01 - 450 g silken tofu block

→ Soy Garlic Sauce

02 - 2 to 3 cloves garlic, finely minced
03 - 2 tablespoons soy sauce
04 - 2 tablespoons Chinese black vinegar
05 - 1 tablespoon sesame oil
06 - 1 tablespoon vegetarian oyster sauce
07 - 1 tablespoon sugar, adjust for taste
08 - 0.5 tablespoon chili oil (optional, for heat)

→ Garnish

09 - Chopped spring onions or green onions
10 - Chopped coriander leaves (cilantro)

# Instructions:

01 - Drain the silken tofu and carefully remove it from the packaging by inverting it onto a heatproof plate.
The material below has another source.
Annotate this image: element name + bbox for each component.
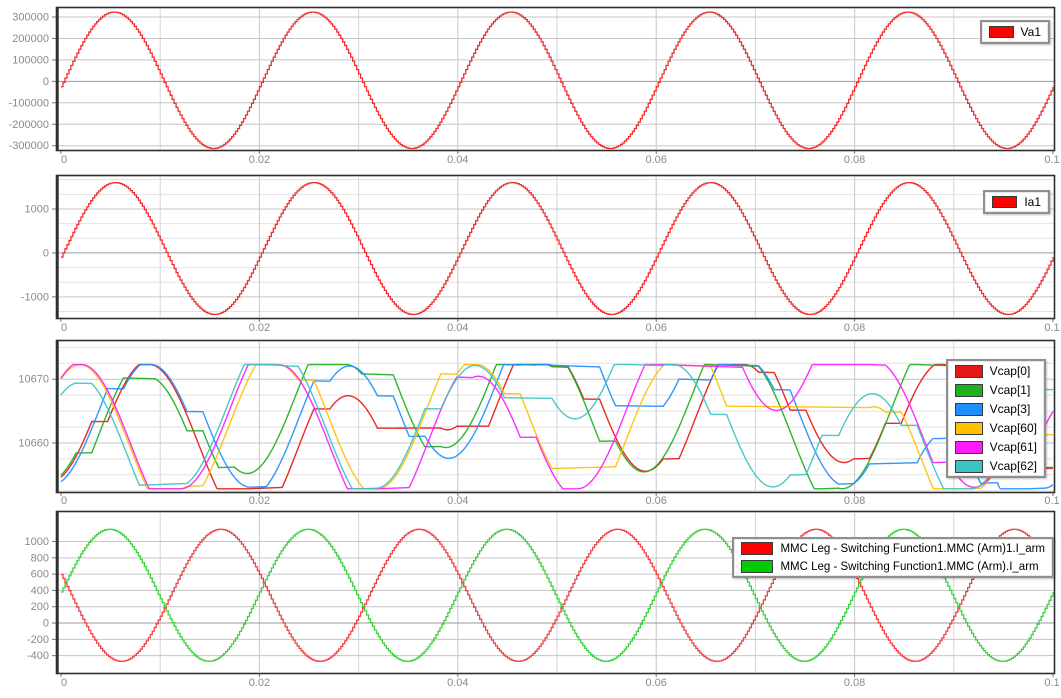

Slice into 1.25 to 2.5 cm thick pieces and set aside.
02 - In a bowl, combine minced garlic, soy sauce, black vinegar, sesame oil, vegetarian oyster sauce, sugar, and chili oil if desired. Stir well to dissolve the sugar completely.
03 - Prepare a steamer or use a wide pan with a trivet and water. Once boiling, place the plate with tofu over the steam and cover. Steam for 8-10 minutes.
04 - Carefully remove the steamed tofu plate from the pan using oven mitts. Gently drain any excess water released by the tofu.
05 - Pour the prepared soy garlic sauce generously over the steamed tofu. Top with chopped spring onions and coriander. Serve immediately while hot.

# Notes:

01 - Use a heatproof plate suitable for steaming to prevent the silken tofu from breaking. If using tube silken tofu, slice it into 2.5 cm thick rounds before steaming.